Here’s a bonus question: is this research relevant to what I do, and can I, or should I apply it?  The fact that something stimulates your ‘anterior cingulate cortex’ may sound impressive but is it relevant to what you’re trying to do? And how on earth would you be able to tell if your carefully designed exercise did or didn’t stimulate someone else’s ‘anterior cingulate cortex’.

 

(In case you’re wondering, your anterior cingulate cortex helps to focus attention and tune into your own thoughts; it seems to play a role in depression causing sufferers to lock onto their own sad feelings.)

 

The chances are, as someone whose job is in the training world rather than research, you’re more likely to encounter information second or third hand through blogs or magazines. You won’t regularly come across research by reading an original research paper and articles straight from academia can be very daunting.

 

Check out blogs by people who’ve asked some of these questions for you. There are some really good ones around like the British Psychological Society Research Digest www.bps-research-digest.blogspot.co.uk.

 

Use reliable sources like New Scientist, Nature, Scientific American or books that round up and digest the research into something more digestible such as Brain Rules, Make your Brain Work, Mapping the Mind, Your Brain at Work.

 

It’s helpful for all of us to keep an open mind and to question the research. If the evidence seems to change then you may have to change your practice or your reasons for doing something. Reassess regularly, question what you find out and check against all the data.

 

This helps us sort out the significant from the insignificant, the real from the hypothesised, it helps to preserve a rigour and to make sure we recognise the difference between something that sounds useful and something that’s been proven.  

 

Brain science is really, really complicated and that’s why there are thousands of scientists around the world studying tiny, specific areas.

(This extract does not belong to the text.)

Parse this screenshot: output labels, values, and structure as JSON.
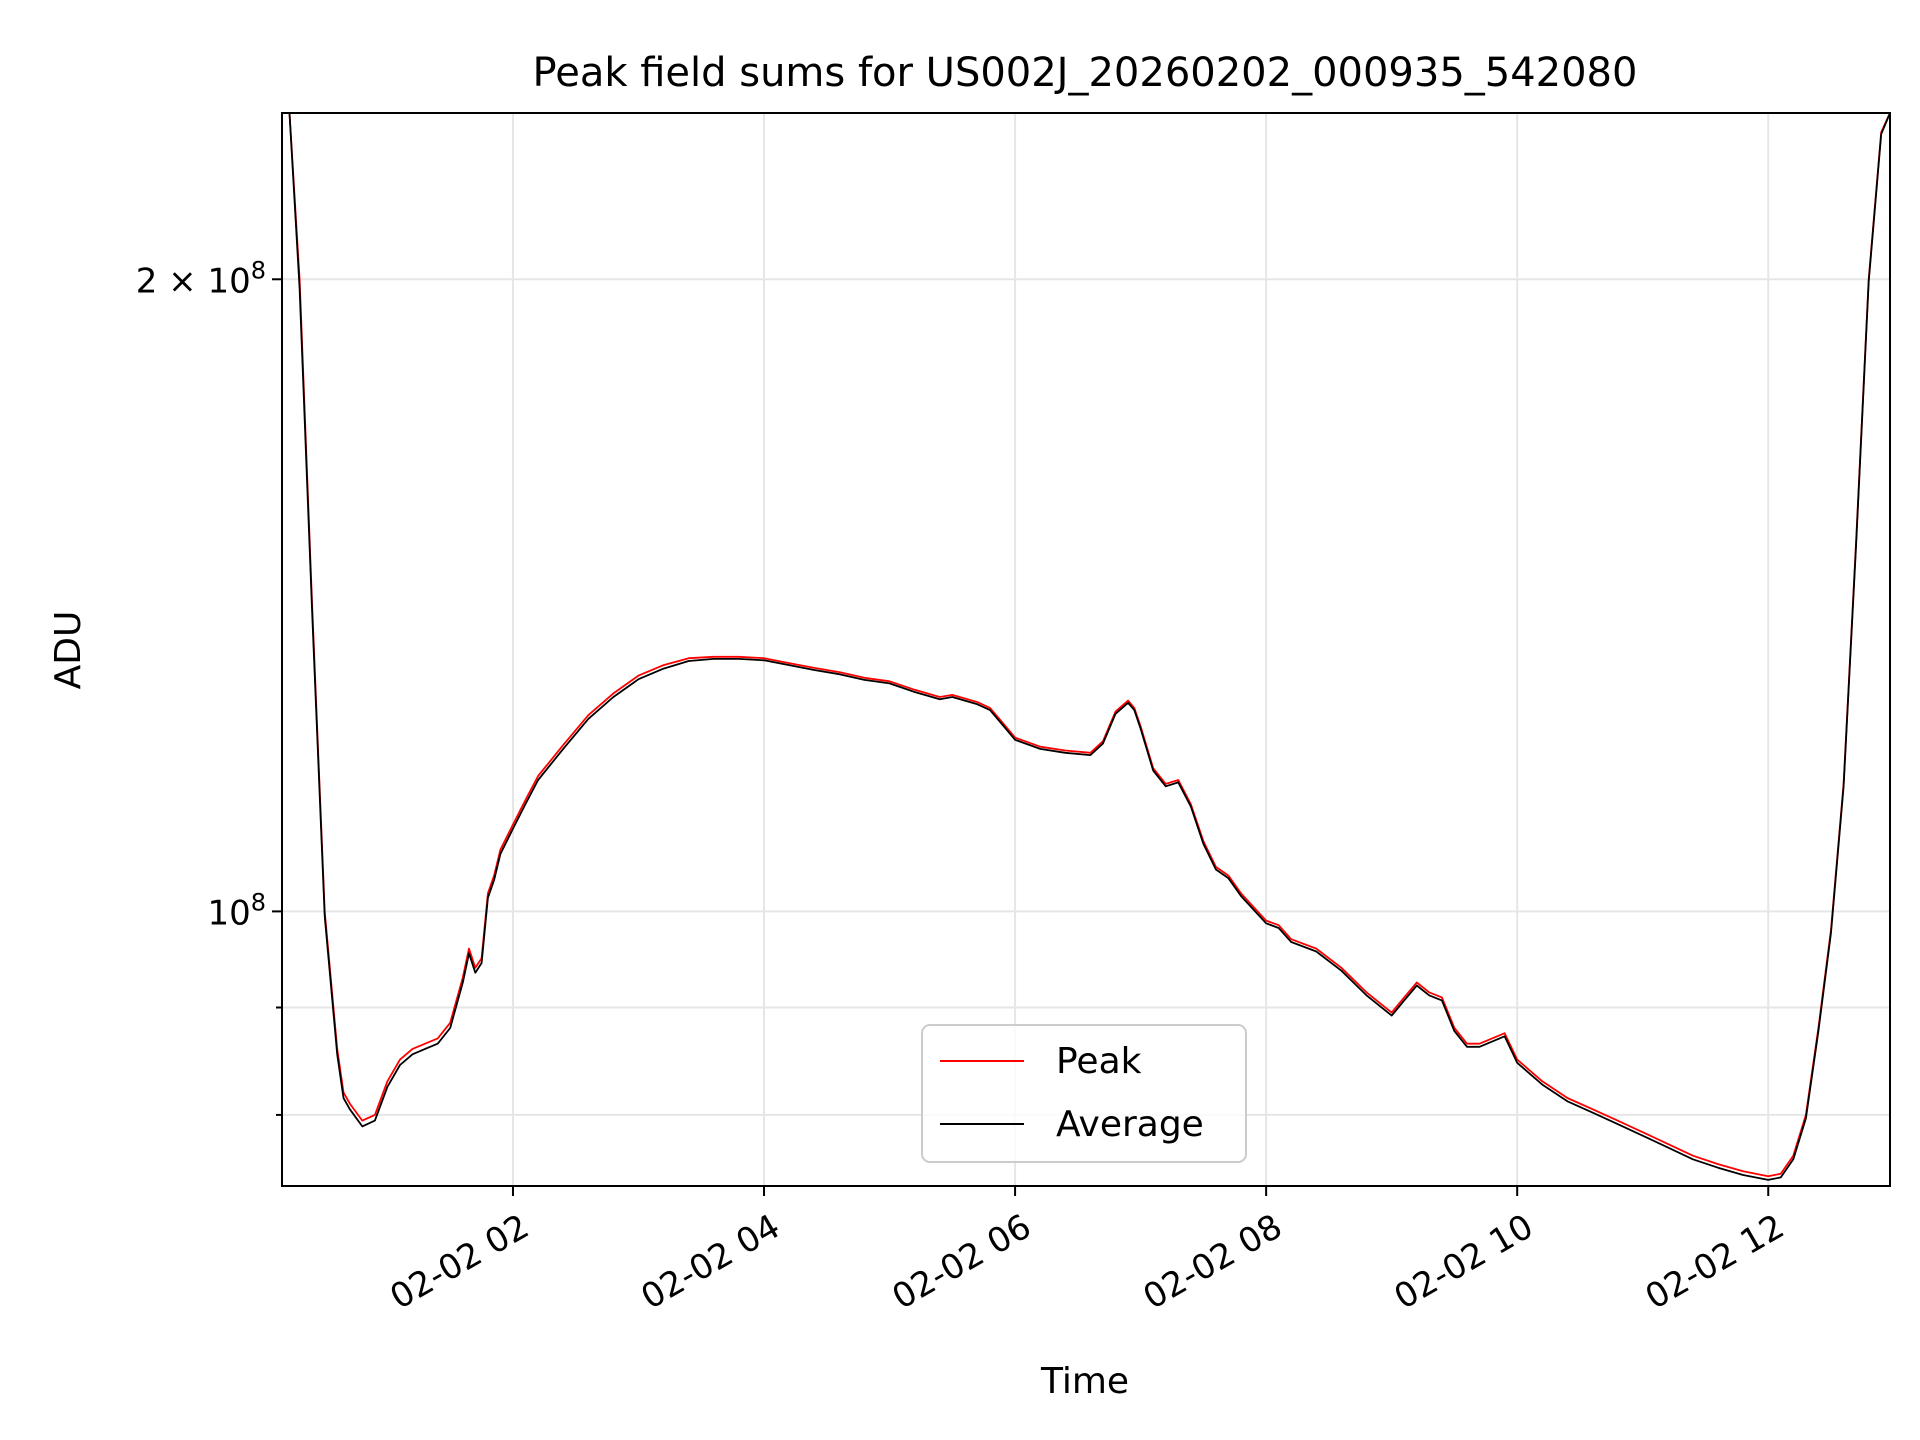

We, as professionals in another sphere, can’t hope to understand it all so we do need people to simplify it for us but we also need to be careful about being blinded by science and seeing neuroscience as a panacea for everything in our world.

 

What we don’t know about how the brain works is still far greater than what we do know so sometimes you have to take a pragmatic approach. Research sometimes just confirms what you’ve always known intuitively. 

 

 

Stella Collins is the founder of Stellar Learning and the Brain Friendly Learning Group.